- Born: May 23, 1962 (age 63) Belfast, Northern Ireland
- Occupation: television producer

= Philip Morrow =

Northern Irish television producer (born 1962)

Philip Morrow (born May 23, 1962) is a Northern Irish television producer. In 1999, he founded Wild Rover Productions, a television production company best known for producing the hidden-camera show Just for Laughs along with various entertainment, comedy, and pop-factual TV programmes. Morrow currently serves as the company's managing director.

Morrow has held many positions within the United Kingdom television industry over the past twenty years. His first commission was from Channel 4 in 1990, to produce a one-off TV programme Viz - The Documentary. It told the story of Viz in a way that spoofed serious investigative TV shows such as Panorama or Dispatches.

He was head of comedy at Thames Television in the 1980s and 1990s. There, he wrote and produced Fluke – presented by Tim Vine on Channel 4 – a gameshow spoofing gameshows in which the contestants' success or failure was based on completely arbitrary and random rules.

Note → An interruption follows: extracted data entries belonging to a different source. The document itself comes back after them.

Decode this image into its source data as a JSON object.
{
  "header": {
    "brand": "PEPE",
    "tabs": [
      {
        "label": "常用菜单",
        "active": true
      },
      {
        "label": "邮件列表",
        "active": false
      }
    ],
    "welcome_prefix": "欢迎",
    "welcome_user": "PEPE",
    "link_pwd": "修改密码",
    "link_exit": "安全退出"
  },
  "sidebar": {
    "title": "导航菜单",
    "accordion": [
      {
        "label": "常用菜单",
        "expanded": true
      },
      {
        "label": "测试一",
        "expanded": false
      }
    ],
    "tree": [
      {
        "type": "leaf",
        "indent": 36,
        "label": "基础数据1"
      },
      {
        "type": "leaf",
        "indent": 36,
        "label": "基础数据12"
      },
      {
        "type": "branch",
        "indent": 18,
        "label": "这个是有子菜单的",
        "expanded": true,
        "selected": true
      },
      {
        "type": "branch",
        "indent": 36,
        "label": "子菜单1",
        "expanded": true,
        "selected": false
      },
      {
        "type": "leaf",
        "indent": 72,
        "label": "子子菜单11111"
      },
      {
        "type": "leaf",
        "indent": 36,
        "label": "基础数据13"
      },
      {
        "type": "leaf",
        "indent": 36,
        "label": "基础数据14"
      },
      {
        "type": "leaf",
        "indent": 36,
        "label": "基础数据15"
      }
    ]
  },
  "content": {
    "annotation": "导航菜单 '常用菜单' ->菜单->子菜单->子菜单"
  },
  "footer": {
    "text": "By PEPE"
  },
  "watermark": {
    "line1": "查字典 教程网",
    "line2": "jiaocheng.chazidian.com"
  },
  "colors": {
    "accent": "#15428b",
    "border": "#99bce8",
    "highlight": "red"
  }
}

At Thames Television, he also produced the show Sugar and Spice for Five.

Morrow then served at the head of programmes for UTV (formerly Ulster Television). Projects he worked on included Emerald Shoes, a documentary on Irish dance for ITV, and Same Difference for Channel 4. He then served as executive producer of development at Mentorm Films, where shows included Space Precinct, Today's the Day, Passport to the Sun, and Happy Families. Morrow next served as commissioning editor for entertainment at Channel 4, where his shows included Vic Reeves Big Night Out, Drop the Dead Donkey, Whose Line is it Anyway, and Tonight with Jonathan Ross.

In 2006, Morrow was elected to be the Northern Ireland PACT representative and on the board of Northern Ireland Screen. In this capacity, he has encouraged BBC's investment in "out of London" companies to offset the disadvantages associated with physical distance from United Kingdom commissioning centres.

In 2009, Morrow began producing Secret Fortune, a Saturday night primetime gameshow for the BBC Lottery show. He also developed the format and structure of the show.

On October 12, 2010, it was announced that Morrow's television show format Take the Money and Run received a six-episode order for show production by ABC with Jerry Bruckheimer as executive producer along with Amazing Race creators Bertram van Munster and Elise Doganieri.